Three things will prevent an SCR, once triggered, from latching on: insufficient holding current, insufficient voltage across the SCR, and a defective SCR. Since you have already tried increasing the holding current with a 2.2 kΩ resistor without success, I would decrease this resistance further to 1 kΩ to perhaps as low as 100 Ω to see if you can get the SCR to latch. But first I would substitute a brand new SCR and test for latching with just an LED and a current-limiting resistor in the anode circuit... your combination #3 in your post #11.
The first two scenarios, combinations #1 and #2, don't test the SCR. They simply verify the ptm (push-to-make?) switch in parallel with the SCR will light the LED or sound the buzzer.
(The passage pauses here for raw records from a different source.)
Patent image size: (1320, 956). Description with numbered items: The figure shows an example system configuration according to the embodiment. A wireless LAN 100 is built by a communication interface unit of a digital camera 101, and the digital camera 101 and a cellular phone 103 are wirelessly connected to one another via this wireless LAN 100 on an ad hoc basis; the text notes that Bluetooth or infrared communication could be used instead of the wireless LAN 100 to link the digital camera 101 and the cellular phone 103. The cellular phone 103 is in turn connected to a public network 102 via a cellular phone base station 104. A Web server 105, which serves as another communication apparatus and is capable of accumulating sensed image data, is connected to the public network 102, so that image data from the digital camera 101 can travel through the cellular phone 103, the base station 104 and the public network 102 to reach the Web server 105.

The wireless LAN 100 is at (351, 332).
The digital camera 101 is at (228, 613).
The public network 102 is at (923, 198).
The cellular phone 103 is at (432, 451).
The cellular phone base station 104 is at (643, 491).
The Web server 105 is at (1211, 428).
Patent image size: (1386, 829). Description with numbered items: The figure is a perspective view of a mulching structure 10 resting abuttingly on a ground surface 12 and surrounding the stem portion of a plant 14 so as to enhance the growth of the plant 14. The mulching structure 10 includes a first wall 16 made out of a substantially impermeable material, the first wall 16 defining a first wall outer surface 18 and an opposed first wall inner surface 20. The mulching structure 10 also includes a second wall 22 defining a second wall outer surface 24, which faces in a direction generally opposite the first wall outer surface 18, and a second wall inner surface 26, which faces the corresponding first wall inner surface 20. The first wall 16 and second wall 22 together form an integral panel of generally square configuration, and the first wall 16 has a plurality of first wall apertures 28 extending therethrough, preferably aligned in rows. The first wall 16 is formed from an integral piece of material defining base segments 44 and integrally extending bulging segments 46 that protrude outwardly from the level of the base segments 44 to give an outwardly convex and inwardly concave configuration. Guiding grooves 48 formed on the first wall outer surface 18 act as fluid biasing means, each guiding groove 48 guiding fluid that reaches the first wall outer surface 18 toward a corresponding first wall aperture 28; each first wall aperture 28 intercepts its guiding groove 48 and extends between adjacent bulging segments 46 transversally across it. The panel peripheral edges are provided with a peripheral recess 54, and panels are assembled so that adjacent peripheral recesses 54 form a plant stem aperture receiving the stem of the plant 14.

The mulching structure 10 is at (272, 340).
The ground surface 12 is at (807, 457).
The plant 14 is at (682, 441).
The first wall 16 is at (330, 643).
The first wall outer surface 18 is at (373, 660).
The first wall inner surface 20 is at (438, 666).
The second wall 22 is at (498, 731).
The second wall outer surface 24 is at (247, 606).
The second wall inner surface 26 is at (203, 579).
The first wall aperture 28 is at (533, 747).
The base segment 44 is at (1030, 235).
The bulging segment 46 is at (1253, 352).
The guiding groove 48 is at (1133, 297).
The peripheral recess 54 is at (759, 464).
In the other two scenarios, combinations #3 and #4, the SCR appears to be behaving as a MOSFET or BJT would. I am not aware of a failure mechanism that would cause an SCR to behave this way, but who knows? Try a new SCR. You are also over-driving the gate terminal when the beam is blocked, essentially connecting the gate to 9 V DC through a 10 kΩ resistor, applying roughly 900 μA to a gate rated to turn on at 200 μA with a forward voltage drop of 0.8 V I doubt this would be responsible for damaging the SCR, but again, who knows? Try a new SCR. Maybe drive the gate from a voltage divider to decrease the amount of forward voltage applied to turn the gate on. I am shooting in the dark here. Try a new SCR.